Each cell in your body is similar – only the network is much more complicated and, (since we didn’t build it ourselves) when it goes wrong we often don’t know why. Biologists spend years trying to tease apart and understand the network, so they can trace the fault that is causing the disease. This “fault” is often an protein (an enzyme or receptor) or sometimes a piece of DNA or RNA that has gone wrong. We call this a “target” – and if we “hit” our “target” we cure the disease.

It is the job of chemists like me to find a molecule that hits our target. We do this by screening vast libraries of up to a million known compounds that we keep in stock to identify starting points. We can also be inspired by natural products (like morphine for pain) or natural ligands (Ventolin inhalers contain a drug based on adrenaline and works on adrenaline receptors in the lung)

We then refine these molecules, adding and subtracting functional groups (such as amines, acids, esters, alcohols) to improve our compound. It’s a bit like playing with Lego (only we don’t have picture to go on). Of course, there are a lot of parameters that need to be refined to make a drug. For example, there is no point being able to hit your target really well if your compound won’t dissolve in water or is toxic. We therefore work with biologists and pharmacologists to test our compounds for many parameters. Once we’ve found a compound with the right balance of properties we move forward to animal testing.

Animal testing is, of course, controversial. Whilst we do our very best to minimise the use of animals, the sad reality is that we can only prove our molecules might work and are reasonably safe for people by performing animal tests. Indeed, there are some diseases – for example HIV, Alzheimer’s and most mental illness – that can never be properly reproduced “in a test tube”. Tragedies like thalidomide would not have happened if today’s standard of animal testing had been performed, and chemists remember this painful lesson very well. We were and are responsible for every “thalidomide baby” and we cannot allow that to happen again. Animal testing is one of the most tightly regulated aspects of our work, second only to human trails themselves in terms of the amount of oversight and documentation we have to provide to show they are critical for project progression.

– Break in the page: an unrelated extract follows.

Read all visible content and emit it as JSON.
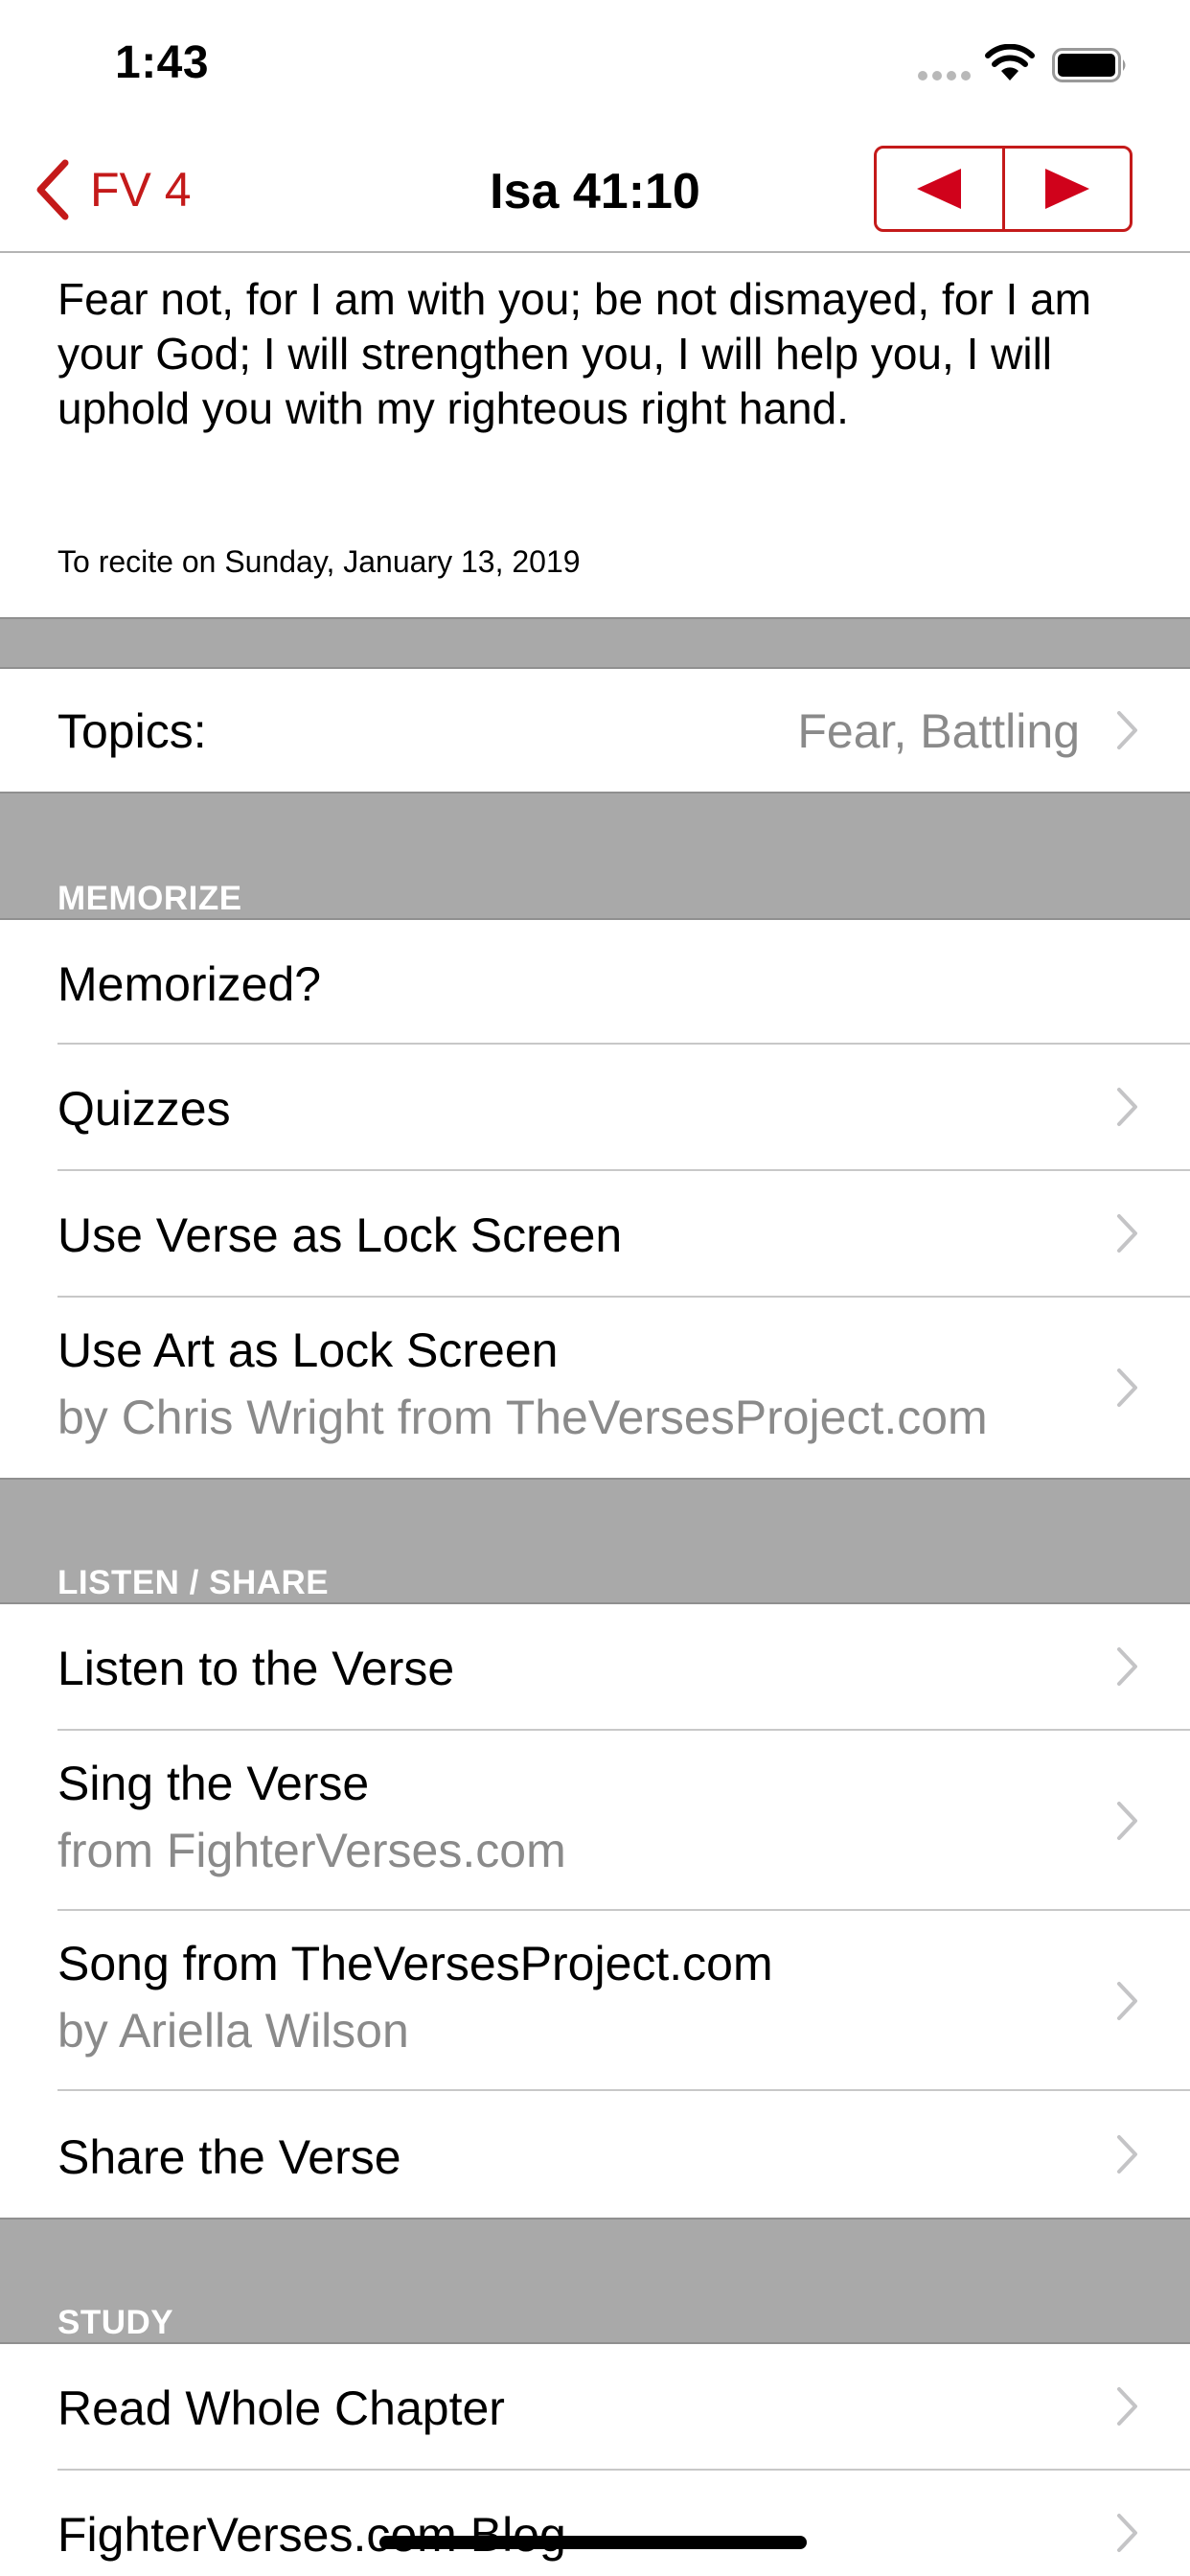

If our molecule is safe and works in animals, we then move to human testing. This takes up to 10 years to complete and is by far the most expensive part of the process. It is also the point where we often fail! In fact, drug discovery has a 95% failure rate and most medicinal chemists will go their entire careers without every getting a new drug into patients on a global scale. The reasons for failure are the subject of much debate amongst my industry – it comes back to our incomplete understanding of how our bodies really work.